Dollar/yen rebounded from near the 145.10 zone, suggesting that traders are not afraid of intervention above the 145.00 barrier as they were back in June. That said, with Japan’s Finance Minister warning last week against excessive currency moves, should dollar/yen accelerate its rally, intervention at higher levels could become a more likely scenario. According to JPMorgan analysts, this could happen around the 150.00 area.
PBOC defends yuan
In China, the central bank set the yuan midpoint more than 1000 pips firmer than Reuter’s estimate, in an attempt to keep a floor under the currency which tumbled to a nine-and-a-half month low in offshore trading last week on mounting concerns about the health of the world’s second largest economy. Ahead of the decision, it was reported that state-owned banks were actively mopping up offshore liquidity to raise the cost of shorting the yuan.
Nonetheless, that’s far from good news for the aussie and kiwi as Beijing’s slow policy response to bolster a troubled economy leaves little room for optimism. Yes, both risk-linked currencies are in a recovery mode today, but should Chinese authorities continue to disappoint and Powell gives traders fresh reasons to buy US dollars, both the aussie/dollar and kiwi/dollar pairs are likely to resume their prevailing downtrends.
Nasdaq and S&P 500 rebound on Nvidia euphoria
Both the Nasdaq and the S&P 500 traded in the green yesterday, with the former gaining more than 1.5% as investors bought Nvidia stocks on optimism surrounding its earnings results, scheduled for tomorrow after the closing bell.
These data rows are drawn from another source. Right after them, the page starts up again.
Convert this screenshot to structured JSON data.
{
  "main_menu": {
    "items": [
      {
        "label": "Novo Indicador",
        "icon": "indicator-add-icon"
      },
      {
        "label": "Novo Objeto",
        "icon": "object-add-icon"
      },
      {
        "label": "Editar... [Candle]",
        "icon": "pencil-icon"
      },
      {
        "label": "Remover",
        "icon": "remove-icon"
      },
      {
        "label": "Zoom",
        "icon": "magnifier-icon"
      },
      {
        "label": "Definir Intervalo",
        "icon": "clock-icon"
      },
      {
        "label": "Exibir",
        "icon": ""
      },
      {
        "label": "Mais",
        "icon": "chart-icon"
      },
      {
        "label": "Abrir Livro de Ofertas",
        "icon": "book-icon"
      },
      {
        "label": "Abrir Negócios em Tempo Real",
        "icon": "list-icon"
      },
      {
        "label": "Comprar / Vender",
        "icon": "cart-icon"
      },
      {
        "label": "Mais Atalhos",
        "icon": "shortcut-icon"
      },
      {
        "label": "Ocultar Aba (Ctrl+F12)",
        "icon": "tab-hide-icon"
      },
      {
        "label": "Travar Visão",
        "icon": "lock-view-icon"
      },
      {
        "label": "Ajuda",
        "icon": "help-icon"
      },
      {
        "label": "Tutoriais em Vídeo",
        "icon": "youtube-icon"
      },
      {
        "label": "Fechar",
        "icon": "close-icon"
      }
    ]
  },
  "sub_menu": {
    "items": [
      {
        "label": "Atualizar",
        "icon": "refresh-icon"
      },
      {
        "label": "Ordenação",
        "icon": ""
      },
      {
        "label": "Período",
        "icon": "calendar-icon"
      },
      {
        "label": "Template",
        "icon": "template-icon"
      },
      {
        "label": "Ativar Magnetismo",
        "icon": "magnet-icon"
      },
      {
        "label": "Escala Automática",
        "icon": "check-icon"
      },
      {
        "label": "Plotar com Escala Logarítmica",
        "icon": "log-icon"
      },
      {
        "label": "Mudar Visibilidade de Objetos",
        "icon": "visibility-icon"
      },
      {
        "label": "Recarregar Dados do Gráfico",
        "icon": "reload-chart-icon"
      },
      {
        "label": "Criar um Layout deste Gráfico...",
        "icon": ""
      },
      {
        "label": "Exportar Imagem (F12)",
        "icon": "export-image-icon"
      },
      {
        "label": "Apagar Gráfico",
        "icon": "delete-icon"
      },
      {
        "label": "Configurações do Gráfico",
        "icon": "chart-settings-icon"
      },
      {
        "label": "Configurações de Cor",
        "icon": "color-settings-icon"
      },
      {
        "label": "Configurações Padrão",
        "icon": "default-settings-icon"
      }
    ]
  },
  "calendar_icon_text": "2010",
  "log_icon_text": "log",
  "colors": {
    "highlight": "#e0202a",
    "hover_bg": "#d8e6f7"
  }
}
The Dow Jones closed slightly in the red.
The technology sector offered the biggest boost to both the S&P 500 and the Nasdaq as Nvidia surged 8.5% after HSBC raised its price target on the stock to $780, with investors now expecting the semiconductor giant to forecast quarterly revenue above analysts' estimates.
Having said all that though, with Nvidia being one of the main drivers behind the latest rally on Wall Street, the risks surrounding its earnings results seem to be asymmetrical as a miss could lead to huge disappointment and thereby a sizable fall in the stock.